M. Pierre Chazerans a confirmé que les grandes entreprises veulent, au minimum, récupérer leurs versements et qu'il est difficile de leur faire infléchir une approche par trop financière. Il a précisé à M. Bernard Seillier, rapporteur, que les fonds destinés à la professionnalisation non utilisés remontent au fonds unique de péréquation (FUP), tandis que les fonds destinés au plan de formation non utilisés sont généralement distribués l'année suivante - avec l'autorisation d'une commission paritaire - aux entreprises n'ayant pas utilisé l'intégralité de leur « droit de tirage ». Une piste d'amélioration consisterait à rendre les directeurs d'OPCA responsables des résultats de leur gestion, ce qui se heurte, aujourd'hui, à une absence totale d'évaluation, la délégation générale à l'emploi et à la formation professionnelle (DGEFP) ne privilégiant, pour sa part, qu'une gestion quantitative de la performance en termes, par exemple, de proportion de femmes ou de « seniors » formés, ou encore de nombre de VAE. Toutefois, certaines études montrent que les avantages retirés par la formation dans l'entreprise sont difficilement mesurables.

En réponse à diverses questions, M. Pierre Chazerans a estimé que le montage des dossiers faisant intervenir les fonds structurels européens est d'une longueur incompatible avec un traitement efficace des besoins lorsqu'ils se manifestent.
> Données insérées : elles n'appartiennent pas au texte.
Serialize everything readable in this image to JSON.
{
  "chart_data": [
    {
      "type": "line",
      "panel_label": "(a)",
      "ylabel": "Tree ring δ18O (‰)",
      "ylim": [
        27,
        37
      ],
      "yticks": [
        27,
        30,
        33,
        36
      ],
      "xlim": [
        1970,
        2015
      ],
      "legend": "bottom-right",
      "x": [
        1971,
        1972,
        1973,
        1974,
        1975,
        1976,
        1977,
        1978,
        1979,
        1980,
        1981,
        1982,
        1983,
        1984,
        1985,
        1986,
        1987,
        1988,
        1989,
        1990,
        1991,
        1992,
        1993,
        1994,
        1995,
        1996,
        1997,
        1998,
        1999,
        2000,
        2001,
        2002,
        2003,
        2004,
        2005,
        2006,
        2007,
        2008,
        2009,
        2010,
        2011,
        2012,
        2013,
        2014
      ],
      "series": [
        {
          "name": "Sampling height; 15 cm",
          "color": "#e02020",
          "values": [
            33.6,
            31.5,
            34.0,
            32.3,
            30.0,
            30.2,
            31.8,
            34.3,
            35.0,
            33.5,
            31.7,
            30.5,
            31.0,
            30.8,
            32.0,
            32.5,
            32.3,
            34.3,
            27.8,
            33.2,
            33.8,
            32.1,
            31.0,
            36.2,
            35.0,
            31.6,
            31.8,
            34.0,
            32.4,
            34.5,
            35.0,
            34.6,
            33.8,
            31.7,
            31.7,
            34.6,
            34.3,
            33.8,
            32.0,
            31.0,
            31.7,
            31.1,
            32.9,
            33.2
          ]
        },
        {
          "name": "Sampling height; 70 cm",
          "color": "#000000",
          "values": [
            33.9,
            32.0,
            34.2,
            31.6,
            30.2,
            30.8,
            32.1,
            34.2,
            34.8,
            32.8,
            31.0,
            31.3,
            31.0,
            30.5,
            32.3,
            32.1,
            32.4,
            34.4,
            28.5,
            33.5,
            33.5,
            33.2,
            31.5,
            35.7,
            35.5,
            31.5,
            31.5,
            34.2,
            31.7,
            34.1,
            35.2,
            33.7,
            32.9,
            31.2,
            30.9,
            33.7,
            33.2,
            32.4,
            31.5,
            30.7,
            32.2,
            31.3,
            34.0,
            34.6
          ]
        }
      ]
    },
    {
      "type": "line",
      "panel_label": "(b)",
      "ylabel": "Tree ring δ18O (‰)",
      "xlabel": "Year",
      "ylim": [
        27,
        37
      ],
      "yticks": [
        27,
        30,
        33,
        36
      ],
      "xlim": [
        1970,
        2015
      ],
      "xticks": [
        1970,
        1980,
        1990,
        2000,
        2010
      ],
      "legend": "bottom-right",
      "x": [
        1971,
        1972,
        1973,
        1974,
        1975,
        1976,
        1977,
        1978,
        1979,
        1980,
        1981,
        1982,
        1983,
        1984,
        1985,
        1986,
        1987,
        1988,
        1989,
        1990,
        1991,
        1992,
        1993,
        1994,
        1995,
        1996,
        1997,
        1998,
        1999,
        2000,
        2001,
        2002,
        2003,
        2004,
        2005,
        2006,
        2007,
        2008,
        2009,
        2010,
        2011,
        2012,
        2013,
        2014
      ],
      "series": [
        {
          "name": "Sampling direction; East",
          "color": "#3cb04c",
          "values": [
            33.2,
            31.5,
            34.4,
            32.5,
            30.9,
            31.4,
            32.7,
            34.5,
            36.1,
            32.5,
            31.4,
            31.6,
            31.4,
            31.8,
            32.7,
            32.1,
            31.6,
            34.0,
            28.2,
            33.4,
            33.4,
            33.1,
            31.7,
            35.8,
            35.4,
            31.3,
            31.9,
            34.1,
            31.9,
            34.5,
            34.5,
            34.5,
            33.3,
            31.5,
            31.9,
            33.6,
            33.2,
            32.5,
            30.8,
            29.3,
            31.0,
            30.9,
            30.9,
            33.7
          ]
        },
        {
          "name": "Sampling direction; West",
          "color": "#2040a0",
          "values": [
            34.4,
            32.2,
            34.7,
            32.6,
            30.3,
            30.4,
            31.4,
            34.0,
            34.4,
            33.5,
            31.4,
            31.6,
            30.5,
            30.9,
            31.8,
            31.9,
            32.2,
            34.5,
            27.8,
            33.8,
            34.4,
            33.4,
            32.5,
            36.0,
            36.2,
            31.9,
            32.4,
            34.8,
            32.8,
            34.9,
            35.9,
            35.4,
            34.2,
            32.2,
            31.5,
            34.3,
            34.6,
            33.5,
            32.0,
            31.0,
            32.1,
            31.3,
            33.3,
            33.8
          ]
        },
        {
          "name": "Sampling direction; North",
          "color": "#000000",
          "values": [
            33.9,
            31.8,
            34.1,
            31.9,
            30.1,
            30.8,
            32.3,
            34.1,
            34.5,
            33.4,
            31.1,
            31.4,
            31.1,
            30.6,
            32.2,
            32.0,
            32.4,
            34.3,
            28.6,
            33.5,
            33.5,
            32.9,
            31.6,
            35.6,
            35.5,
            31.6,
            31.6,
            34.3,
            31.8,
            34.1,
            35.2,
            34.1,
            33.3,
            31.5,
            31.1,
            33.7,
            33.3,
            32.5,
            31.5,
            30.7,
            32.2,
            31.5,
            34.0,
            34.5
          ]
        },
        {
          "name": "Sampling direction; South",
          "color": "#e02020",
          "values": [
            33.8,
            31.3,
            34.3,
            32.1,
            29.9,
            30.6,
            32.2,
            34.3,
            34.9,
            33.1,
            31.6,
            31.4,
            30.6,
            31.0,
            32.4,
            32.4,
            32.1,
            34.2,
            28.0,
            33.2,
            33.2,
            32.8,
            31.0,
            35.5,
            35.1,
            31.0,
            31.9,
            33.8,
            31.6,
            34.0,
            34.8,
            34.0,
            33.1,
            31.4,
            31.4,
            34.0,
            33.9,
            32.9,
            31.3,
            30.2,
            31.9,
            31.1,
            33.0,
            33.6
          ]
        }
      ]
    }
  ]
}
M. Jean-Claude Carle, président, a observé qu'une amélioration serait éventuellement possible via une contractualisation avec l'Europe et la DGEFP. Puis, il a déploré un manque de coordination entre les services de l'Etat, la région et les OPCA, tout en constatant qu'un relatif éparpillement des compétences, en matière de formation professionnelle, ne facilitait pas l'émergence d'une gouvernance régionale. Par ailleurs, si le paritarisme constitue plutôt un atout pour la gestion de la formation professionnelle des salariés, le trop grand nombre d'instances paritaires, et, probablement, de représentants syndicaux, plaide en faveur d'une rationalisation d'ensemble.